Тут всполошились все соседки и принялись ругаться изо всех сил – а рыночные торговки, сами знаете, ругаться горазды – и напали на него за то, что он издевается над несчастьем бедной Ганны, у которой семь лет тому назад украли сынка – писаного красавца, и стали грозиться, что все вместе набросятся на него и исцарапают, если он не уберется подобру-поздорову.

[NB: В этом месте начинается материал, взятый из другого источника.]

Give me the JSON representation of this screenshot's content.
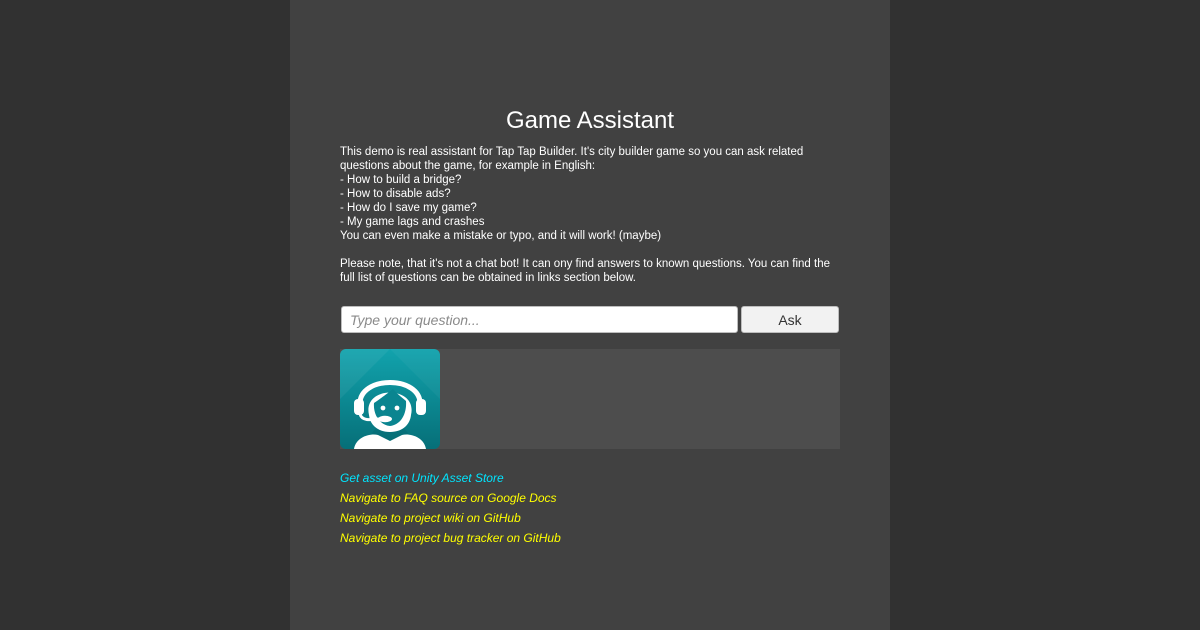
{
  "header": {
    "title": "Game Assistant"
  },
  "description": {
    "text": "This demo is real assistant for Tap Tap Builder. It's city builder game so you can ask related questions about the game, for example in English:\n- How to build a bridge?\n- How to disable ads?\n- How do I save my game?\n- My game lags and crashes\nYou can even make a mistake or typo, and it will work! (maybe)\n\nPlease note, that it's not a chat bot! It can ony find answers to known questions. You can find the full list of questions can be obtained in links section below."
  },
  "question": {
    "value": "",
    "placeholder": "Type your question...",
    "ask_label": "Ask"
  },
  "assistant": {
    "avatar_icon": "headset-agent-icon"
  },
  "links": [
    {
      "label": "Get asset on Unity Asset Store",
      "color": "#00e5ff"
    },
    {
      "label": "Navigate to FAQ source on Google Docs",
      "color": "#ffff00"
    },
    {
      "label": "Navigate to project wiki on GitHub",
      "color": "#ffff00"
    },
    {
      "label": "Navigate to project bug tracker on GitHub",
      "color": "#ffff00"
    }
  ],
  "colors": {
    "background": "#313131",
    "panel": "#414141",
    "chat_area": "#4d4d4d",
    "avatar_teal": "#0a8590"
  }
}
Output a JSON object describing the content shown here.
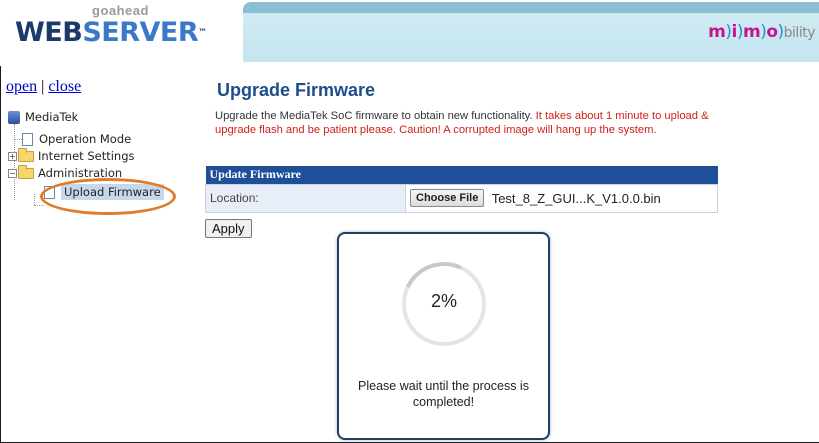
{
  "header": {
    "brand_small": "goahead",
    "brand_web": "WEB",
    "brand_server": "SERVER",
    "brand_tm": "™",
    "partner_logo": {
      "m1": "m",
      "p1": ")",
      "i": "i",
      "p2": ")",
      "m2": "m",
      "p3": ")",
      "o": "o",
      "p4": ")",
      "tail": "bility"
    }
  },
  "sidebar": {
    "open_label": "open",
    "separator": "|",
    "close_label": "close",
    "tree": {
      "root": "MediaTek",
      "items": [
        {
          "label": "Operation Mode"
        },
        {
          "label": "Internet Settings"
        },
        {
          "label": "Administration"
        },
        {
          "label": "Upload Firmware"
        }
      ]
    }
  },
  "main": {
    "title": "Upgrade Firmware",
    "description_normal": "Upgrade the MediaTek SoC firmware to obtain new functionality. ",
    "description_warning": "It takes about 1 minute to upload & upgrade flash and be patient please. Caution! A corrupted image will hang up the system.",
    "table_header": "Update Firmware",
    "location_label": "Location:",
    "choose_file_label": "Choose File",
    "file_name": "Test_8_Z_GUI...K_V1.0.0.bin",
    "apply_label": "Apply"
  },
  "modal": {
    "progress_text": "2%",
    "progress_value": 2,
    "message": "Please wait until the process is completed!"
  },
  "colors": {
    "title_blue": "#1e4d8c",
    "table_header_bg": "#1f4f99",
    "warning_red": "#d0211a",
    "highlight_oval": "#e07b2a"
  }
}
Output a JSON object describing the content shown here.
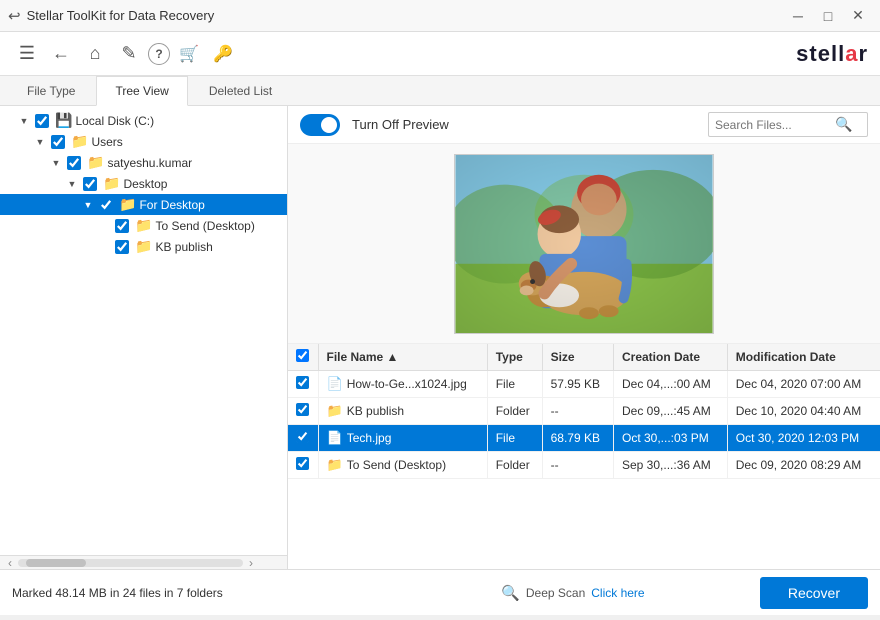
{
  "titleBar": {
    "title": "Stellar ToolKit for Data Recovery",
    "backIcon": "↩",
    "minBtn": "─",
    "maxBtn": "□",
    "closeBtn": "✕"
  },
  "toolbar": {
    "menuIcon": "☰",
    "backIcon": "←",
    "homeIcon": "⌂",
    "settingsIcon": "✎",
    "helpIcon": "?",
    "cartIcon": "🛒",
    "keyIcon": "🔑",
    "logoText": "stell",
    "logoAccent": "a",
    "logoRest": "r"
  },
  "tabs": [
    {
      "label": "File Type",
      "active": false
    },
    {
      "label": "Tree View",
      "active": true
    },
    {
      "label": "Deleted List",
      "active": false
    }
  ],
  "treeView": {
    "items": [
      {
        "id": "local-disk",
        "level": 0,
        "expanded": true,
        "checked": true,
        "label": "Local Disk (C:)",
        "type": "drive"
      },
      {
        "id": "users",
        "level": 1,
        "expanded": true,
        "checked": true,
        "label": "Users",
        "type": "folder"
      },
      {
        "id": "satyeshu",
        "level": 2,
        "expanded": true,
        "checked": true,
        "label": "satyeshu.kumar",
        "type": "folder"
      },
      {
        "id": "desktop",
        "level": 3,
        "expanded": true,
        "checked": true,
        "label": "Desktop",
        "type": "folder"
      },
      {
        "id": "fordesktop",
        "level": 4,
        "expanded": true,
        "checked": true,
        "label": "For Desktop",
        "type": "folder",
        "selected": true
      },
      {
        "id": "tosend",
        "level": 5,
        "expanded": false,
        "checked": true,
        "label": "To Send (Desktop)",
        "type": "folder"
      },
      {
        "id": "kbpublish",
        "level": 5,
        "expanded": false,
        "checked": true,
        "label": "KB publish",
        "type": "folder"
      }
    ]
  },
  "preview": {
    "toggleLabel": "Turn Off Preview",
    "searchPlaceholder": "Search Files..."
  },
  "fileTable": {
    "columns": [
      "",
      "File Name",
      "Type",
      "Size",
      "Creation Date",
      "Modification Date"
    ],
    "rows": [
      {
        "checked": true,
        "fileName": "How-to-Ge...x1024.jpg",
        "fileType": "File",
        "size": "57.95 KB",
        "creationDate": "Dec 04,...:00 AM",
        "modDate": "Dec 04, 2020 07:00 AM",
        "icon": "file",
        "selected": false
      },
      {
        "checked": true,
        "fileName": "KB publish",
        "fileType": "Folder",
        "size": "--",
        "creationDate": "Dec 09,...:45 AM",
        "modDate": "Dec 10, 2020 04:40 AM",
        "icon": "folder",
        "selected": false
      },
      {
        "checked": true,
        "fileName": "Tech.jpg",
        "fileType": "File",
        "size": "68.79 KB",
        "creationDate": "Oct 30,...:03 PM",
        "modDate": "Oct 30, 2020 12:03 PM",
        "icon": "file",
        "selected": true
      },
      {
        "checked": true,
        "fileName": "To Send (Desktop)",
        "fileType": "Folder",
        "size": "--",
        "creationDate": "Sep 30,...:36 AM",
        "modDate": "Dec 09, 2020 08:29 AM",
        "icon": "folder",
        "selected": false
      }
    ]
  },
  "statusBar": {
    "markedText": "Marked 48.14 MB in 24 files in 7 folders",
    "deepScanText": "Deep Scan",
    "deepScanLink": "Click here",
    "recoverBtn": "Recover"
  }
}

Бедняжка Якоб не знал, что и подумать. Ведь он же, как ему сдавалось, сегодня утром пошел, по обыкновению, с матерью на базар, помог ей разложить фрукты, затем пошел со старухой к ней домой, покушал супцу, вздремнул немножко и теперь вот вернулся на базар, а мать и соседки говорят о семи годах. А его называют мерзким карликом! Что же это такое с ним приключилось? Когда он понял, что мать и слышать о нем не хочет, на глазах у него выступили слезы, и он печально побрел к лавчонке, где отец целый день чинил башмаки. «Увидим, – думал он, – признает ли он меня; я стану в дверях и заговорю с ним». Подойдя к сапожнику, он стал у двери и заглянул в лавчонку. Хозяин так рьяно трудился над своей работой, что не заметил его; но, случайно взглянув на дверь, он уронил на пол башмак, дратву и шило и в ужасе закричал: «Господи боже мой, да что это такое, что такое!»
– Добрый вечер, хозяин! – сказал малыш, входя в лавку. – Как поживаете?
– Плохо, плохо, господинчик! – ответил отец, к большому удивлению Якоба; выходит, что отец его тоже не знает. – Работа не спорится. Я один и старею, а взять подмастерье не по карману.
– А разве нет у вас сыночка, который бы понемножку помогал вам в работе? – выведывал карлик.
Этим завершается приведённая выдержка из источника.